DEJAN-LM is an AI content detection model trained on 20 million sentences, using a combined deep learning and heuristic approach to identify advanced AI text.
AI models are getting so advanced that standard detection tools can no longer keep up. Text from the latest systems easily fools them. To tackle this, we brought AI detection in-house.
We started with our own base model, DEJAN-LM, which is an expert in web articles. We pre-trained it on ten million sentences from top-quality websites, and then fine-tuned it on a twenty-million sentence dataset split evenly between human and AI-generated content.
But even with this advanced setup, the newest OpenAI models managed to fly under the radar. Our deep-learning model struggled to detect content from the elusive GPT-o-four-mini.
To solve this, we went old school. We analyzed our twenty-million sentence dataset to identify and weigh the top one thousand words for both human and AI writing. By combining this simple vocabulary heuristic with our deep-learning model, we saw a massive breakthrough.
The detection confidence for that elusive new GPT model jumped from just around twenty-one percent to over sixty-eight percent.
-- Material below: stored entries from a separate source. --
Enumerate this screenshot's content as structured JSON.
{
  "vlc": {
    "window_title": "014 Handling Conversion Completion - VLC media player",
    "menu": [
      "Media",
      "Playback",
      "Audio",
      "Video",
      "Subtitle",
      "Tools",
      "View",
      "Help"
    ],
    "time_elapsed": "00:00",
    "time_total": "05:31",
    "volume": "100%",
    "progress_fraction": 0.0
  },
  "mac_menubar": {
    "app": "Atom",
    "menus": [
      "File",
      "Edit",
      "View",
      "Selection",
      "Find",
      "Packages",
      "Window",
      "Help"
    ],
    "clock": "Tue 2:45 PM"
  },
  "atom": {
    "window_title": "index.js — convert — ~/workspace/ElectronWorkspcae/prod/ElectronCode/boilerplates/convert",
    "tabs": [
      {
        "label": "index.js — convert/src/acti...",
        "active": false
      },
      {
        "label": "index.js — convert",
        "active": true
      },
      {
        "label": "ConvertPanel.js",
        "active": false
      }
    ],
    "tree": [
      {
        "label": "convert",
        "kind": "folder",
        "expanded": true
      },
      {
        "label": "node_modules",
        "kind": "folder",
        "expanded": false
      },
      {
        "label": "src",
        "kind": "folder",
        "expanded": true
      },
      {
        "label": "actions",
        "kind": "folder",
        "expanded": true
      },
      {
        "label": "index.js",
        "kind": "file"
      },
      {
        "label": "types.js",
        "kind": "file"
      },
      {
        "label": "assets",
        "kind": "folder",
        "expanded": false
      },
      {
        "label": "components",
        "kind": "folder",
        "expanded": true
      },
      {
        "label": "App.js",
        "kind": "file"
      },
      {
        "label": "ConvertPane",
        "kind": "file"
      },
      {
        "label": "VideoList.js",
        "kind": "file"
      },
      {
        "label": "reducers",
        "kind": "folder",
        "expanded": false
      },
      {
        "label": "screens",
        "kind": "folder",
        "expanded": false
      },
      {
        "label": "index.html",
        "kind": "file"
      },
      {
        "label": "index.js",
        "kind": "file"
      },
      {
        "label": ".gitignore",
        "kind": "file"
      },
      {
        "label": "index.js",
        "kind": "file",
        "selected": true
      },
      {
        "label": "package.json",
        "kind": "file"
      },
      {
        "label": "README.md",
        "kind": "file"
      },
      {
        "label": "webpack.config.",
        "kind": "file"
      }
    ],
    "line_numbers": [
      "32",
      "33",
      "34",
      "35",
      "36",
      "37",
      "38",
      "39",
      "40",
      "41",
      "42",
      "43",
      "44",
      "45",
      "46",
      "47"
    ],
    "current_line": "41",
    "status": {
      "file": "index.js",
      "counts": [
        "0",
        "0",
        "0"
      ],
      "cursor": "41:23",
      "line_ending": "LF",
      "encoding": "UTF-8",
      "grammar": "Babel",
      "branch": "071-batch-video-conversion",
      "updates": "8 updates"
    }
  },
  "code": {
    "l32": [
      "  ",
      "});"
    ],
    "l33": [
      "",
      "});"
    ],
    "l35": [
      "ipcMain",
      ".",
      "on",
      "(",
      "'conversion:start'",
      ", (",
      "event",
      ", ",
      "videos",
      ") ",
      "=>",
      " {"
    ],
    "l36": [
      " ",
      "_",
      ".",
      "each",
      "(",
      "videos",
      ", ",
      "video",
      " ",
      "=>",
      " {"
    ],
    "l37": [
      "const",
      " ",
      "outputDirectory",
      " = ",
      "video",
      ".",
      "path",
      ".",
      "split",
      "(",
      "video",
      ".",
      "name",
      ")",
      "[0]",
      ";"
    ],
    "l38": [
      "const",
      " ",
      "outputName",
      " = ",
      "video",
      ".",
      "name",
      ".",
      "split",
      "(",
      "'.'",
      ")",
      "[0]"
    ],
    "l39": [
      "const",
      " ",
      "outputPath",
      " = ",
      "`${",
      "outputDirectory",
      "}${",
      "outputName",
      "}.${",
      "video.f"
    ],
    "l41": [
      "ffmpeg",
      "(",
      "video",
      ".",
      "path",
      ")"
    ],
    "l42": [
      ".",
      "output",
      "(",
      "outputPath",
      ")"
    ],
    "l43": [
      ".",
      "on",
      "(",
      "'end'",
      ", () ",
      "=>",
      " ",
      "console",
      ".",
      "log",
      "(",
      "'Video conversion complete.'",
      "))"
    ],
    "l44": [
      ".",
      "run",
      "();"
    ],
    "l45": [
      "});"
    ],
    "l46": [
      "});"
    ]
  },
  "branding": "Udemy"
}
By merging modern deep learning with classic heuristics, we can confidently flag AI-generated content once again.
As models advance, AI content detection tools are struggling to keep up. Text generated by the latest Gemini, GPT and Claude models is fooling even the best of them.
We’ve decided to bring AI content detection back in-house in order to keep up. Each time a new model comes out the classifier needs a fine-tune on that model’s output.
Our base model, DEJAN-LM was pre-trained on a 10,000,000 sentence dataset using masked language modelling (MLM) on top quality content from websites with excellent editorial practices. DEJAN-LM is a web article expert.
The model was fine-tuned for AI content detection on a 20,000,000 sentence dataset, 50% original human content, 50% AI paraphrase or derivative content.







It’s clear that OpenAI’s latest model flies under the radar and avoids deep-learning based detection so we went old school. The 20,000,000 sentence dataset was processed to define top 1000 words for each class sorted by dataset count. We then normalise their values allowing for non-discriminating words to self-eliminate.

The two lists of top words and their weights were used in a simple ranking algorithm to help our deep learning model where it struggles.

As a result the classification confidence for the elusive GPT-o4-mini went from mere 20.7% all the way to 68.1% which puts it in the “Yes, it’s AI generated!” category.